Description
Amy Lowell’s (1874-1928) poem The Giver of Stars speaks of joy and pleasure, and I wanted to express both the quiet reflection and grand excitement of these feelings within the work. At times the work moves forward joyfully, reveling in beauty, such as the section that begins “let the flickering flame of your soul play all about me.” And at other times it builds slowly towards a moment of arrival, such as towards the end of the piece when the voices overlap while singing “the beauty.” This section breaks into a free moment where all of the voices sing overlapping with their own rhythms and individual voices, representing an ecstatic joy and freedom of expression, and the sense of being overwhelmed by something too beautiful.Both the opening and the ending of The Giver of Stars is expansive and floating – I love the line “Hold your soul open” and thought that layering the text “Hold your Soul” would create this other-world feeling of vastness, of possibility, and the pure pleasure of being suspended in a dream-like state, allowing the word “open” to finally move the piece from dreams to earthly delights.

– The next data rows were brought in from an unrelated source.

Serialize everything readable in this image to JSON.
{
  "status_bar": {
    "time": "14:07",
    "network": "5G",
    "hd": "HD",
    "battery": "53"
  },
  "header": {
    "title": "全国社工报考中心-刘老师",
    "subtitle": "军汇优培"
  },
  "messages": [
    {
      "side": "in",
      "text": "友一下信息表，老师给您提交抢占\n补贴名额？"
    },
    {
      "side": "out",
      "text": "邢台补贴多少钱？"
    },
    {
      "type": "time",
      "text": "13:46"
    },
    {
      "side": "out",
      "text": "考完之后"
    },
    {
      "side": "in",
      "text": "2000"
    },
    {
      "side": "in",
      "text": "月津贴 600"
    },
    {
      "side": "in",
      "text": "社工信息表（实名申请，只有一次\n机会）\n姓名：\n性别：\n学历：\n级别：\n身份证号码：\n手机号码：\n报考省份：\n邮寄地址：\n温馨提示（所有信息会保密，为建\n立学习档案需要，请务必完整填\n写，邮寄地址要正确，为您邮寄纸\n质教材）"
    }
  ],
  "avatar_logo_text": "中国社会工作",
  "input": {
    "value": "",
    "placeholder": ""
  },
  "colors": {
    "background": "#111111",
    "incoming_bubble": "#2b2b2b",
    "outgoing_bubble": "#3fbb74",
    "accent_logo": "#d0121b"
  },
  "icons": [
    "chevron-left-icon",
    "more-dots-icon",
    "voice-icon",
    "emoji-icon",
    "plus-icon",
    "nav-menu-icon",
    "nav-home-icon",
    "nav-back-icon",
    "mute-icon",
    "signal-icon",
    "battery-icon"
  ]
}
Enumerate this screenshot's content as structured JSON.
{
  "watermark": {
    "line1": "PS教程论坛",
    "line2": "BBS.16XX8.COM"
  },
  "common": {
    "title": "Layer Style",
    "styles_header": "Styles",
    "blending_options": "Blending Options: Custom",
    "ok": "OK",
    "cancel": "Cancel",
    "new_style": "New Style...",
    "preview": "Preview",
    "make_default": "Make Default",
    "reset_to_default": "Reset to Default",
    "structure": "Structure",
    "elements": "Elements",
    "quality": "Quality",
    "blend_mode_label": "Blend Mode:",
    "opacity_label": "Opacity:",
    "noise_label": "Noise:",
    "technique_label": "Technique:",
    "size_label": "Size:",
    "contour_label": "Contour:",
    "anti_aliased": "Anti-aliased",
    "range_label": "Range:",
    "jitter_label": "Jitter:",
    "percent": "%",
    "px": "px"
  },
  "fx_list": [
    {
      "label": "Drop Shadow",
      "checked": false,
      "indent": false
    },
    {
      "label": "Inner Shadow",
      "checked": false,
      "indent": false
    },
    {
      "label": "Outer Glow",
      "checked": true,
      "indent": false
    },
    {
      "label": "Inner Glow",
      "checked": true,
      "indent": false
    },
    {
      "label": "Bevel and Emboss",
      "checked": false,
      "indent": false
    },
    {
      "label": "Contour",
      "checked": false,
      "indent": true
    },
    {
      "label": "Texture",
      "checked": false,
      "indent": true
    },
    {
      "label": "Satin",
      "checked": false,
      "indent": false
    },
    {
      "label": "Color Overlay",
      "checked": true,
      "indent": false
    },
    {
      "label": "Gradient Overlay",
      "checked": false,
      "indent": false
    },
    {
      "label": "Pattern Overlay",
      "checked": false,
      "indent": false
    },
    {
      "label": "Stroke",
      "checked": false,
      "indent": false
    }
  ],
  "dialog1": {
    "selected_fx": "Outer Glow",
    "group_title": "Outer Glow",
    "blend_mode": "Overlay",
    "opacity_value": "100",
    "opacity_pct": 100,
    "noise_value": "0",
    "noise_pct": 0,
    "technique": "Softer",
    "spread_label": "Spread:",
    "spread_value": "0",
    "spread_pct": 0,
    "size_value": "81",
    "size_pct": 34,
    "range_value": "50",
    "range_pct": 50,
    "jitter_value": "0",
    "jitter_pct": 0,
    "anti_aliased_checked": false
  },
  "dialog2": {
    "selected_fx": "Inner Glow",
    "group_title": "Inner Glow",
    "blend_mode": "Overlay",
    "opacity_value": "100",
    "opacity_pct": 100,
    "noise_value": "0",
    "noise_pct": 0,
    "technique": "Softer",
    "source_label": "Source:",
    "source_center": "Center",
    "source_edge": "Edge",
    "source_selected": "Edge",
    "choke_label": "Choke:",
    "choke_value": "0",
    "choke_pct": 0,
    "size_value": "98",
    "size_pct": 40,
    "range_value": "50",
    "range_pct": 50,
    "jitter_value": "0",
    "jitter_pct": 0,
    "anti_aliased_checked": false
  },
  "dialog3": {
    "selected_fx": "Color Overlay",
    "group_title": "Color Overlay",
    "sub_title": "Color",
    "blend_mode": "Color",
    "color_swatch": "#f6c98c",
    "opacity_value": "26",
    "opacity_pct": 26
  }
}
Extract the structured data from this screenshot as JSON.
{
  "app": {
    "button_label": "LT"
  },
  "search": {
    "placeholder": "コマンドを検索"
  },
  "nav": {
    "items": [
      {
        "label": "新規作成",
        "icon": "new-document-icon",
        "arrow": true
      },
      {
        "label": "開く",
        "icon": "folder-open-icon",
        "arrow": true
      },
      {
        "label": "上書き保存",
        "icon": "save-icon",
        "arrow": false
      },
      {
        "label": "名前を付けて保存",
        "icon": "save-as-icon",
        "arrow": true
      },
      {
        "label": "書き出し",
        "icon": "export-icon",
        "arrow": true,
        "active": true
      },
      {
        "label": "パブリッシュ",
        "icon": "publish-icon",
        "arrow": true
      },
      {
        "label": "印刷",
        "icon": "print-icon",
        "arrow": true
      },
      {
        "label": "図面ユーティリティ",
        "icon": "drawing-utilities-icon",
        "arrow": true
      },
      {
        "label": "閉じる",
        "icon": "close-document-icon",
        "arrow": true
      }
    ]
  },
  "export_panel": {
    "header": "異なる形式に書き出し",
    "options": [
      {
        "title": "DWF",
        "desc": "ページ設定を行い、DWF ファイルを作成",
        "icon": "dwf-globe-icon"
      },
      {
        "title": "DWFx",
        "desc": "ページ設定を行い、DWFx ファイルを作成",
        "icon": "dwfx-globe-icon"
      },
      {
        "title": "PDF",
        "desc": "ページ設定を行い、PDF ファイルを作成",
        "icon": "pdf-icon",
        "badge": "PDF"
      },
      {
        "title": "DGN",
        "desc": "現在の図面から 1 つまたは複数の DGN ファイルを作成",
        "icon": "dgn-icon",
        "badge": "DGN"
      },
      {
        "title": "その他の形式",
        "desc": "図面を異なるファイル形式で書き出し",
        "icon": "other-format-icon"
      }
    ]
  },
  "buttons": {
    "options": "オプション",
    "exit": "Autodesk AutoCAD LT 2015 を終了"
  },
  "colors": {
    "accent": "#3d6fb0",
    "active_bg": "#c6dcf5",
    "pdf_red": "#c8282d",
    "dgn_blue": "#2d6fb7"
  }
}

In selecting the text and particularly in setting the spaciousness of the opening of the piece, I kept in mind not only the amazing abilities of the Young New Yorkers’ Chorus, but the openness of the performance space for the premiere.
Performed by Vox Reflexa
The Giver of Stars
Amy Lowell
Hold your soul open for my welcoming.
Let the quiet of your spirit bathe me
With its clear and rippled coolness,
That, loose-limbed and weary, I find rest,
Outstretched upon your peace, as on a bed of ivory.
Let the flickering flame of your soul play all about me,
That into my limbs may come the keenness of fire,
The life and joy of tongues of flame,
And, going out from you, tightly strung and in tune,
I may rouse the blear-eyed world,
And pour into it the beauty which you have begotten.